Dans le cadre de ce projet, plusieurs avancées avaient été obtenues en termes de modélisation. Notamment, deux résultats nous intéressent ici tout particulièrement. Sur le plan de la modélisation physique, il avait été nécessaire de développer une technique très robuste permettant de maîtriser expérimentalement le profil vertical du courant, c’est-à-dire les composantes horizontales de la vorticité.
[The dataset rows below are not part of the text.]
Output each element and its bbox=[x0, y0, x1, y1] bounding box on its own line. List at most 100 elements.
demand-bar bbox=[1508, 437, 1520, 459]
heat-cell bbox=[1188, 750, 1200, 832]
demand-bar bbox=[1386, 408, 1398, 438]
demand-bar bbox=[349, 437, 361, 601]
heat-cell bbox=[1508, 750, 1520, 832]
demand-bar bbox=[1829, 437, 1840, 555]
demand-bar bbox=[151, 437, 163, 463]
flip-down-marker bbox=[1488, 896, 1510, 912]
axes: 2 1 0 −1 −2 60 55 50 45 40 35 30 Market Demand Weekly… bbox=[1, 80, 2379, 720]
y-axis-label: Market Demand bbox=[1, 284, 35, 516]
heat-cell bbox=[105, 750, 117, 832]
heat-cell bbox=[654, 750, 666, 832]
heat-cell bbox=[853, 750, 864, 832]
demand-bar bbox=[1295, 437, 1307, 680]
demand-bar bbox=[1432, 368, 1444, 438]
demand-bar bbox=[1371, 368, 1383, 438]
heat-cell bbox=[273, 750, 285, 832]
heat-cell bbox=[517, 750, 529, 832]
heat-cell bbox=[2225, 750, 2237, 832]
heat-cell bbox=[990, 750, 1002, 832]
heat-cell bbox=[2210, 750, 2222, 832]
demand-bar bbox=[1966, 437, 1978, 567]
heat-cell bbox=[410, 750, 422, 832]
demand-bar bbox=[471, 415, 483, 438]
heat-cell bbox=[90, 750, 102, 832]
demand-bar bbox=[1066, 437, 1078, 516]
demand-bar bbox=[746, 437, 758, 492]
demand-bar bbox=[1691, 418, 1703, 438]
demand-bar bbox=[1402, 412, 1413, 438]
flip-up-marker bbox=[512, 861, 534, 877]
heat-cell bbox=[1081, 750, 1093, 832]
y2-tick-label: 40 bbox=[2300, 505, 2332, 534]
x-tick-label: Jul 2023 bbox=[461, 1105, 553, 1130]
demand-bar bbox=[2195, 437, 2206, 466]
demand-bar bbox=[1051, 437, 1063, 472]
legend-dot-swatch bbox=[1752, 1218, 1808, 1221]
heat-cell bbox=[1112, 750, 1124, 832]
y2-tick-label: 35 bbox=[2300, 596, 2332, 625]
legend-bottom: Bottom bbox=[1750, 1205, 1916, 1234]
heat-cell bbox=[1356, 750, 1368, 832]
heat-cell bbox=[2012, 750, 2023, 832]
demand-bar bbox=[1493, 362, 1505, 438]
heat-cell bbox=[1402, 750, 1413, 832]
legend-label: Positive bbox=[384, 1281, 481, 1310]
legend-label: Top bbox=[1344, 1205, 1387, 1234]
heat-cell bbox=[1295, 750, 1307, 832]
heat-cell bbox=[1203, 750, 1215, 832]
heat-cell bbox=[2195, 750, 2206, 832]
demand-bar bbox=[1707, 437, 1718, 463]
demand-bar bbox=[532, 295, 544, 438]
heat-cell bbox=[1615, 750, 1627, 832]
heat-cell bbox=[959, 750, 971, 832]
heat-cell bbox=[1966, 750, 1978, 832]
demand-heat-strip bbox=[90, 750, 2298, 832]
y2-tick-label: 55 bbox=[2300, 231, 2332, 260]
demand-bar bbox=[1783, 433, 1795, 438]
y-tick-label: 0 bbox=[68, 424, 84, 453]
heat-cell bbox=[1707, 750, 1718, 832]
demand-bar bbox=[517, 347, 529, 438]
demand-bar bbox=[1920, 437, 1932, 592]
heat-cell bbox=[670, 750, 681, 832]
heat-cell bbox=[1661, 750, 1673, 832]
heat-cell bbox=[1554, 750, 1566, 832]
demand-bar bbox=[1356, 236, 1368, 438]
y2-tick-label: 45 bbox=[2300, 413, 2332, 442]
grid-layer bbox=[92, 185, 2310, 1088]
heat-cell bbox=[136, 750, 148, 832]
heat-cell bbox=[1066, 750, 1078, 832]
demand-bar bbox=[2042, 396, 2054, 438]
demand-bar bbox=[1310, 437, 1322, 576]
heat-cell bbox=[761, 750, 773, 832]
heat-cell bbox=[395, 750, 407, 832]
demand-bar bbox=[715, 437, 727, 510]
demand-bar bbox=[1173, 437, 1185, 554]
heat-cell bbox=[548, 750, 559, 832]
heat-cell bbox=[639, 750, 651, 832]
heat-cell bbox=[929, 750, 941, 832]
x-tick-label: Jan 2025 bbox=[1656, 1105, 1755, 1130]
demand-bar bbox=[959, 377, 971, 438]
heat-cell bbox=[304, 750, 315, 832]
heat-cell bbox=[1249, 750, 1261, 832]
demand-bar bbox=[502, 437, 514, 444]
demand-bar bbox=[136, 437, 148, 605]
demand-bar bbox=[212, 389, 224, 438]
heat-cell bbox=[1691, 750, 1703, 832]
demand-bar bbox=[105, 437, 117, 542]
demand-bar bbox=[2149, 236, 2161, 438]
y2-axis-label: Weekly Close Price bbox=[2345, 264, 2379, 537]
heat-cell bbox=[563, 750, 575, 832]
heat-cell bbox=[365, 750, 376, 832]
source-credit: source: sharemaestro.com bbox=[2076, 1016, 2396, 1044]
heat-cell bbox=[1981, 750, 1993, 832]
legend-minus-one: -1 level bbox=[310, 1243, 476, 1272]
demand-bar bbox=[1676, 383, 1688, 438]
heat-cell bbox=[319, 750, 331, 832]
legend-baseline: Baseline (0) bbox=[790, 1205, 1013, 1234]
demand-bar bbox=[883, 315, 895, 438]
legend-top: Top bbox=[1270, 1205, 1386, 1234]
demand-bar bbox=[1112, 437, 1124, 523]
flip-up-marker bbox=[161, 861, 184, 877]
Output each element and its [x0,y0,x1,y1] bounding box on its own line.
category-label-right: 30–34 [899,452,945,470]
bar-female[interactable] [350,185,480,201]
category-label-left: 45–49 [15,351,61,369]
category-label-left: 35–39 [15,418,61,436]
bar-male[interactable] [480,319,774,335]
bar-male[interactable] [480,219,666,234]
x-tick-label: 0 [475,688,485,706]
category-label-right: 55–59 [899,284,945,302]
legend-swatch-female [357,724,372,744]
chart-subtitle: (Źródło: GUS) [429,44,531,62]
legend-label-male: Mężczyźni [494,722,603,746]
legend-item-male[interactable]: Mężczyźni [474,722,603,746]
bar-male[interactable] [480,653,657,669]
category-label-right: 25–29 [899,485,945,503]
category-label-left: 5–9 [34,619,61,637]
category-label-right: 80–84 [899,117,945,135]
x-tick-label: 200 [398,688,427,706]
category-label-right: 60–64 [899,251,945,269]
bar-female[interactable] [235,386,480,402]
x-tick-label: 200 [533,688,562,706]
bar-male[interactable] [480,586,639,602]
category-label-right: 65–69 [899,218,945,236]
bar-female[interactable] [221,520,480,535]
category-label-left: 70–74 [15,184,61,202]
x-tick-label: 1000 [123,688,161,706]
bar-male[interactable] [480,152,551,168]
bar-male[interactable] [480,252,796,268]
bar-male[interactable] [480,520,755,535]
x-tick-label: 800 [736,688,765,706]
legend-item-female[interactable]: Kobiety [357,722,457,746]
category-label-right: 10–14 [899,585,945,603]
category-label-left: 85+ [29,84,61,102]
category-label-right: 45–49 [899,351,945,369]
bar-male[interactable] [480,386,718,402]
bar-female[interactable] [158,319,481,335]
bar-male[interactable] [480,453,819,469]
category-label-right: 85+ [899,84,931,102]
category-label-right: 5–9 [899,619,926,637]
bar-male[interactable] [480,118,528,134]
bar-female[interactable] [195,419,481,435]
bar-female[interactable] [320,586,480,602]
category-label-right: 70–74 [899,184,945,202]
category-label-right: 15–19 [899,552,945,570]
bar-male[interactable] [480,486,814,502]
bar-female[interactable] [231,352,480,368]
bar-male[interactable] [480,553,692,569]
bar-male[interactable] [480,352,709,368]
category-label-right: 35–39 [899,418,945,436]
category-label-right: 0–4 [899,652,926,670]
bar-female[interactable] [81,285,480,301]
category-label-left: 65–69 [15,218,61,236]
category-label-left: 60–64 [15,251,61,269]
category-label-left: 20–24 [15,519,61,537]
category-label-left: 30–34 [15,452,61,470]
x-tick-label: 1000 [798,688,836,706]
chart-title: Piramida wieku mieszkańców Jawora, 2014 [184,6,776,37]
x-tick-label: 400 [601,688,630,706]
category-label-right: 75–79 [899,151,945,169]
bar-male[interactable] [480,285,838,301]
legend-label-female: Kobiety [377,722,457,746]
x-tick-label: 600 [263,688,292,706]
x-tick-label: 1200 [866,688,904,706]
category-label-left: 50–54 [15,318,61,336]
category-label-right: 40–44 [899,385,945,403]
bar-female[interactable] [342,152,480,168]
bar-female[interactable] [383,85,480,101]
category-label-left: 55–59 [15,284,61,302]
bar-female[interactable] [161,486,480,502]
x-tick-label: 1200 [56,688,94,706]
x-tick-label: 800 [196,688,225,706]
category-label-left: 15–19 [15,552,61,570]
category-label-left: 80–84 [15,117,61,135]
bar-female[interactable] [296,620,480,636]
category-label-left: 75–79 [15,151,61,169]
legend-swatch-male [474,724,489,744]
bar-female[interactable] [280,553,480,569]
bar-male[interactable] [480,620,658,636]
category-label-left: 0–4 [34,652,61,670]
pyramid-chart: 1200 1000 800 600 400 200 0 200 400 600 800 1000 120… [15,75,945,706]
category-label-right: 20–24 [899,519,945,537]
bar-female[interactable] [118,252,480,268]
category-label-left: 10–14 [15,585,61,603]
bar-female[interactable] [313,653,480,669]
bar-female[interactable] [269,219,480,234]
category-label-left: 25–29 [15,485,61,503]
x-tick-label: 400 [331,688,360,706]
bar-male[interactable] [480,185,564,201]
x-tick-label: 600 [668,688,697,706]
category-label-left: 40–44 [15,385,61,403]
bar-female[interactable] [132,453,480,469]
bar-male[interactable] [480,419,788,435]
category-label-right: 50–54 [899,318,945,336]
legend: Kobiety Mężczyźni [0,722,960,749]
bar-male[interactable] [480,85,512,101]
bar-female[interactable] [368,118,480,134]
En ce qui concerne la modélisation analytique et numérique, un nouveau modèle avait vu le jour, appelé CMS, permettant d’étendre le domaine d’application des modèles de propagation de houle à phase résolue afin de prendre en considération des configurations impliquant de fortes vorticités du courant.

Le projet MORHOC’H 2 vise donc à augmenter le degré de maturation de ces deux résultats, afin de les rapprocher d’une utilisation en conditions réelles. Tout d’abord, le dispositif de contrôle du profil de courant sera étendu à des configurations de taille plus importantes, et deviendra applicable dans des bassins tridimensionnels. Cette évolution permettra d’adapter ce dispositif à un bassin commercial d’essais hydrodynamiques, le BGO FIRST, à la Seyne-sur-Mer. Ainsi, il deviendra applicable à une grande gamme d’essais industriels, d’intérêts civils et militaires.

Par ailleurs, le modèle de propagation CMS sera couplé avec le code de circulation hydrodynamique côtière communautaire CROCO, développé par le SHOM, l’IRD, le CNRS, l’IFREMER, et l’INRIA, afin de le rendre utilisable dans des conditions réalistes. En effet, le code existant à l’heure actuelle nécessite une évolution importante, pour être couplé avec un outil modélisant la circulation dans des conditions environnementales réalistes. Une grande montée en maturité du modèle permettra donc d’obtenir un démonstrateur fonctionnant en conditions opérationnelles.

A travers ce projet, les deux approches en modélisation côtière, physique et numérique, totalement complémentaires, progresseront toutes deux en degrés de maturité, et deviendront ainsi plus compatibles avec des situations réalistes. Les différents partenaires du projet chemineront donc vers une utilisation opérationnelle des deux modèles. Par ailleurs, ce projet réunit un consortium impliquant la société Océanide, les laboratoires MIO et M2C, mais également le SHOM, pour les travaux optionnels. Le projet permettra de renforcer la collaboration entre ces différents partenaires, tout en illustrant leur complémentarité.